Sometimes tasks are just a grind. If that’s the case, can you make the practice itself better? If nature or beauty grounds you, then take that task that you dread outside. Have a meeting on the patio of a coffee shop by a big tree or meet at the museum for a small team strategy session. If some thing or some place works for you and your team, then set up a routine around it – this is where we meet when we discuss benefits, events, year-end presentations. Or, as we plan our tax preparation, we have a bring your dog to work day, or we order lunch from everyone’s favorite cafe. Find something surrounding the practice everyone can enjoy as the bummer task gets accomplished. 

Celebrate  

Celebrate it all. Starting the new thing? Cupcakes the first day it launches. Hitting the boring messy middle, and everyone is losing steam? Really work hard all morning getting it done and everyone gets to leave a few hours early. The tasks becoming rote, and you haven’t seen progress in a while? Brainstorming meeting at the local botanical garden or art museum with lunch delivered to the tables outside. Everyone has the blahs? Walking meeting (somewhere lovely). 

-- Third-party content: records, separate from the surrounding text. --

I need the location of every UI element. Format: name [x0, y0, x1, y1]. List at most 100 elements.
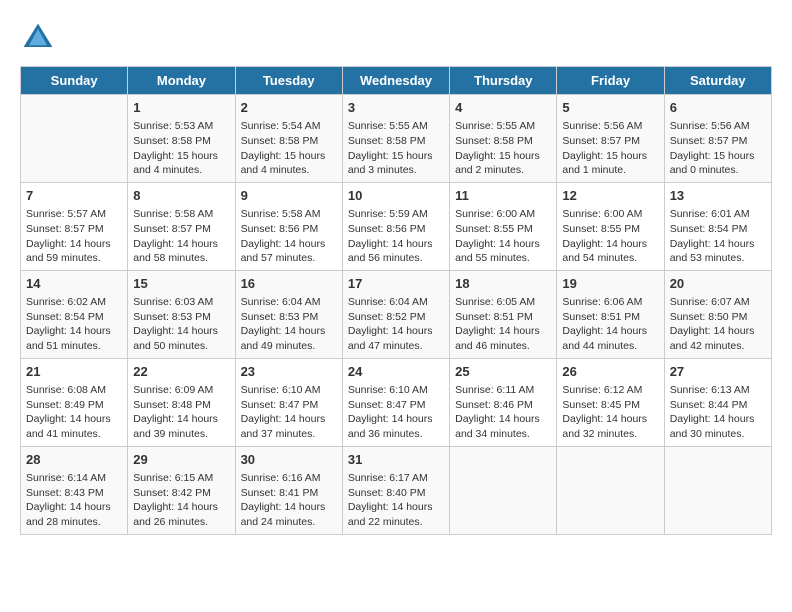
day-info: Sunrise: 6:10 AM Sunset: 8:47 PM Dayligh… — [241, 383, 337, 442]
calendar-week-row: 14 Sunrise: 6:02 AM Sunset: 8:54 PM Dayli… — [21, 270, 772, 358]
day-info: Sunrise: 6:11 AM Sunset: 8:46 PM Dayligh… — [455, 383, 551, 442]
day-info: Sunrise: 6:14 AM Sunset: 8:43 PM Dayligh… — [26, 471, 122, 530]
calendar-cell: 1 Sunrise: 5:53 AM Sunset: 8:58 PM Daylig… — [128, 95, 235, 183]
day-info: Sunrise: 5:58 AM Sunset: 8:57 PM Dayligh… — [133, 207, 229, 266]
calendar-cell: 5 Sunrise: 5:56 AM Sunset: 8:57 PM Daylig… — [557, 95, 664, 183]
day-number: 26 — [562, 363, 658, 381]
calendar-week-row: 28Sunrise: 6:14 AM Sunset: 8:43 PM Dayli… — [21, 446, 772, 534]
day-info: Sunrise: 6:00 AM Sunset: 8:55 PM Dayligh… — [562, 207, 658, 266]
day-number: 25 — [455, 363, 551, 381]
weekday-header-monday: Monday — [128, 67, 235, 95]
weekday-header-thursday: Thursday — [450, 67, 557, 95]
calendar-cell: 30 Sunrise: 6:16 AM Sunset: 8:41 PM Dayli… — [235, 446, 342, 534]
calendar-cell: 25 Sunrise: 6:11 AM Sunset: 8:46 PM Dayli… — [450, 358, 557, 446]
day-number: 31 — [348, 451, 444, 469]
day-number: 24 — [348, 363, 444, 381]
day-info: Sunrise: 5:59 AM Sunset: 8:56 PM Dayligh… — [348, 207, 444, 266]
day-info: Sunrise: 5:56 AM Sunset: 8:57 PM Dayligh… — [670, 119, 766, 178]
day-number: 9 — [241, 187, 337, 205]
day-info: Sunrise: 5:55 AM Sunset: 8:58 PM Dayligh… — [455, 119, 551, 178]
day-info: Sunrise: 5:55 AM Sunset: 8:58 PM Dayligh… — [348, 119, 444, 178]
day-info: Sunrise: 5:56 AM Sunset: 8:57 PM Dayligh… — [562, 119, 658, 178]
day-number: 4 — [455, 99, 551, 117]
calendar-week-row: 21Sunrise: 6:08 AM Sunset: 8:49 PM Dayli… — [21, 358, 772, 446]
day-number: 6 — [670, 99, 766, 117]
calendar-cell: 27 Sunrise: 6:13 AM Sunset: 8:44 PM Dayli… — [664, 358, 771, 446]
day-info: Sunrise: 6:16 AM Sunset: 8:41 PM Dayligh… — [241, 471, 337, 530]
calendar-cell: 31 Sunrise: 6:17 AM Sunset: 8:40 PM Dayli… — [342, 446, 449, 534]
calendar-cell: 16 Sunrise: 6:04 AM Sunset: 8:53 PM Dayli… — [235, 270, 342, 358]
calendar-table: SundayMondayTuesdayWednesdayThursdayFrid… — [20, 66, 772, 535]
calendar-cell: 22Sunrise: 6:09 AM Sunset: 8:48 PM Dayli… — [128, 358, 235, 446]
calendar-cell: 2Sunrise: 5:54 AM Sunset: 8:58 PM Daylig… — [235, 95, 342, 183]
calendar-cell: 3 Sunrise: 5:55 AM Sunset: 8:58 PM Daylig… — [342, 95, 449, 183]
day-number: 22 — [133, 363, 229, 381]
calendar-cell — [21, 95, 128, 183]
logo — [20, 20, 60, 56]
calendar-cell — [557, 446, 664, 534]
calendar-cell: 21Sunrise: 6:08 AM Sunset: 8:49 PM Dayli… — [21, 358, 128, 446]
calendar-cell: 10Sunrise: 5:59 AM Sunset: 8:56 PM Dayli… — [342, 182, 449, 270]
day-info: Sunrise: 6:10 AM Sunset: 8:47 PM Dayligh… — [348, 383, 444, 442]
calendar-cell: 24 Sunrise: 6:10 AM Sunset: 8:47 PM Dayli… — [342, 358, 449, 446]
day-info: Sunrise: 6:08 AM Sunset: 8:49 PM Dayligh… — [26, 383, 122, 442]
day-info: Sunrise: 6:00 AM Sunset: 8:55 PM Dayligh… — [455, 207, 551, 266]
day-number: 19 — [562, 275, 658, 293]
day-number: 12 — [562, 187, 658, 205]
calendar-cell: 12 Sunrise: 6:00 AM Sunset: 8:55 PM Dayli… — [557, 182, 664, 270]
day-info: Sunrise: 6:07 AM Sunset: 8:50 PM Dayligh… — [670, 295, 766, 354]
day-number: 16 — [241, 275, 337, 293]
calendar-cell: 9 Sunrise: 5:58 AM Sunset: 8:56 PM Daylig… — [235, 182, 342, 270]
calendar-cell: 13Sunrise: 6:01 AM Sunset: 8:54 PM Dayli… — [664, 182, 771, 270]
weekday-header-wednesday: Wednesday — [342, 67, 449, 95]
calendar-week-row: 1 Sunrise: 5:53 AM Sunset: 8:58 PM Daylig… — [21, 95, 772, 183]
weekday-header-friday: Friday — [557, 67, 664, 95]
day-number: 8 — [133, 187, 229, 205]
calendar-week-row: 7 Sunrise: 5:57 AM Sunset: 8:57 PM Daylig… — [21, 182, 772, 270]
day-number: 15 — [133, 275, 229, 293]
day-number: 30 — [241, 451, 337, 469]
day-number: 27 — [670, 363, 766, 381]
weekday-header-saturday: Saturday — [664, 67, 771, 95]
calendar-cell: 4 Sunrise: 5:55 AM Sunset: 8:58 PM Daylig… — [450, 95, 557, 183]
day-info: Sunrise: 6:05 AM Sunset: 8:51 PM Dayligh… — [455, 295, 551, 354]
day-number: 7 — [26, 187, 122, 205]
day-info: Sunrise: 6:12 AM Sunset: 8:45 PM Dayligh… — [562, 383, 658, 442]
calendar-cell: 17 Sunrise: 6:04 AM Sunset: 8:52 PM Dayli… — [342, 270, 449, 358]
day-info: Sunrise: 5:58 AM Sunset: 8:56 PM Dayligh… — [241, 207, 337, 266]
day-info: Sunrise: 5:57 AM Sunset: 8:57 PM Dayligh… — [26, 207, 122, 266]
day-number: 17 — [348, 275, 444, 293]
calendar-cell: 26 Sunrise: 6:12 AM Sunset: 8:45 PM Dayli… — [557, 358, 664, 446]
day-info: Sunrise: 5:53 AM Sunset: 8:58 PM Dayligh… — [133, 119, 229, 178]
calendar-cell: 7 Sunrise: 5:57 AM Sunset: 8:57 PM Daylig… — [21, 182, 128, 270]
weekday-header-sunday: Sunday — [21, 67, 128, 95]
calendar-cell — [450, 446, 557, 534]
day-info: Sunrise: 6:02 AM Sunset: 8:54 PM Dayligh… — [26, 295, 122, 354]
day-info: Sunrise: 6:06 AM Sunset: 8:51 PM Dayligh… — [562, 295, 658, 354]
calendar-cell: 20 Sunrise: 6:07 AM Sunset: 8:50 PM Dayli… — [664, 270, 771, 358]
calendar-cell: 18 Sunrise: 6:05 AM Sunset: 8:51 PM Dayli… — [450, 270, 557, 358]
day-number: 29 — [133, 451, 229, 469]
day-number: 5 — [562, 99, 658, 117]
day-number: 3 — [348, 99, 444, 117]
calendar-cell: 11 Sunrise: 6:00 AM Sunset: 8:55 PM Dayli… — [450, 182, 557, 270]
day-number: 20 — [670, 275, 766, 293]
day-info: Sunrise: 6:04 AM Sunset: 8:52 PM Dayligh… — [348, 295, 444, 354]
day-info: Sunrise: 6:17 AM Sunset: 8:40 PM Dayligh… — [348, 471, 444, 530]
day-info: Sunrise: 6:15 AM Sunset: 8:42 PM Dayligh… — [133, 471, 229, 530]
calendar-cell: 28Sunrise: 6:14 AM Sunset: 8:43 PM Dayli… — [21, 446, 128, 534]
day-number: 1 — [133, 99, 229, 117]
calendar-cell — [664, 446, 771, 534]
day-info: Sunrise: 6:01 AM Sunset: 8:54 PM Dayligh… — [670, 207, 766, 266]
day-info: Sunrise: 6:13 AM Sunset: 8:44 PM Dayligh… — [670, 383, 766, 442]
day-number: 11 — [455, 187, 551, 205]
day-info: Sunrise: 6:04 AM Sunset: 8:53 PM Dayligh… — [241, 295, 337, 354]
day-number: 18 — [455, 275, 551, 293]
weekday-header-tuesday: Tuesday — [235, 67, 342, 95]
day-number: 23 — [241, 363, 337, 381]
header — [20, 20, 772, 56]
calendar-cell: 15Sunrise: 6:03 AM Sunset: 8:53 PM Dayli… — [128, 270, 235, 358]
calendar-cell: 14 Sunrise: 6:02 AM Sunset: 8:54 PM Dayli… — [21, 270, 128, 358]
day-number: 14 — [26, 275, 122, 293]
calendar-cell: 29 Sunrise: 6:15 AM Sunset: 8:42 PM Dayli… — [128, 446, 235, 534]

Acknowledge where you are and how far you’ve all come. And celebrate it. Three months under our belts, three layered cake. Blew your first quarter’s metrics out of the water? Gift cards for the team, wrapped and bowed. Six months and your practice is now a part of your routine? Public acknowledgment and margaritas after work. 

And set a new goal. After all, you know how to do it now. Wrap a little discipline around your practice, add a dash of purpose, a sprinkle of fun, and a hefty scoop of celebration, and suddenly your “new” thing is familiar and mundane. What’s next?